Il convient donc de condamner la SARL ADANA à payer au Syndicat des copropriétaires [Adresse 2] une somme de 500,00 euros à titre de dommages et intérêts.
Sur les demandes accessoires :
Sur les dépens et l’article 700 du code de procédure civile :
L’article 696 du code de procédure civile prévoit que :
“La partie perdante est condamnée aux dépens, à moins que le juge, par décision motivée, n’en mette la totalité ou une fraction à la charge d’une autre partie.”
Le juge condamne la partie tenue aux dépens ou qui perd son procès à payer à l’autre partie la somme qu’il détermine au titre des frais exposés et non compris dans les dépens suivant l’article 700 du code de procédure civile.
La SARL ADANA, qui succombe, sera condamnée aux dépens de l’instance.

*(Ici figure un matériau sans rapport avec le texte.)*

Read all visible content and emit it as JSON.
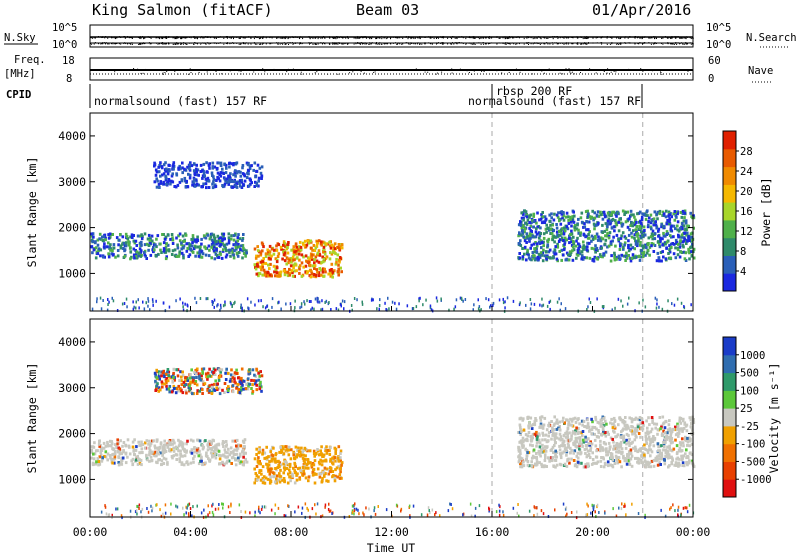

Elle sera par ailleurs condamnée à payer au Syndicat des copropriétaires [Adresse 2] une somme de 1 200,00 euros sur le fondement de l’article 700 du code de procédure civile.
Sur l’exécution provisoire :
Il sera rappelé que l’exécution provisoire du présent jugement est de droit, conformément aux dispositions de l’article 514 du code de procédure civile.
PAR CES MOTIFS
Le tribunal, statuant publiquement, par jugement réputé contradictoire, mis à disposition au greffe, et en premier ressort,
CONDAMNE la SARL ADANA à payer au Syndicat des copropriétaires [Adresse 2] la somme de 9 285,56 euros au titre des charges de copropriété impayées, sur la période du 1er janvier 2019 au 1er janvier 2025, appel 1er trimestre 2025 inclus, avec intérêts au taux légal à compter du 24 mars 2025, date de l’assignation introductive d’instance, et ce jusqu’à parfait paiement;
ORDONNE la capitalisation des intérêts échus dus au moins pour une année entière dans les conditions prévues par l’article 1343-2 du code civil;
CONDAMNE la SARL ADANA à payer au Syndicat des copropriétaires [Adresse 2] la somme de 500,00 euros à titre de dommages et intérêts;
CONDAMNE la SARL ADANA à payer au Syndicat des copropriétaires [Adresse 2] la somme de 1 200,00 euros au titre des dispositions de l’article 700 du code de procédure civile;
CONDAMNE la SARL ADANA aux entiers dépens;
RAPPELLE que l’exécution provisoire est de droit.
Ainsi fait et rendu le SEIZE JANVIER DEUX MILLE VINGT SIX, par Anne-Simone CHRISTAU, Juge, assistée de Sarah TREBOSC, Greffière, lesquelles ont signé la minute du présent Jugement.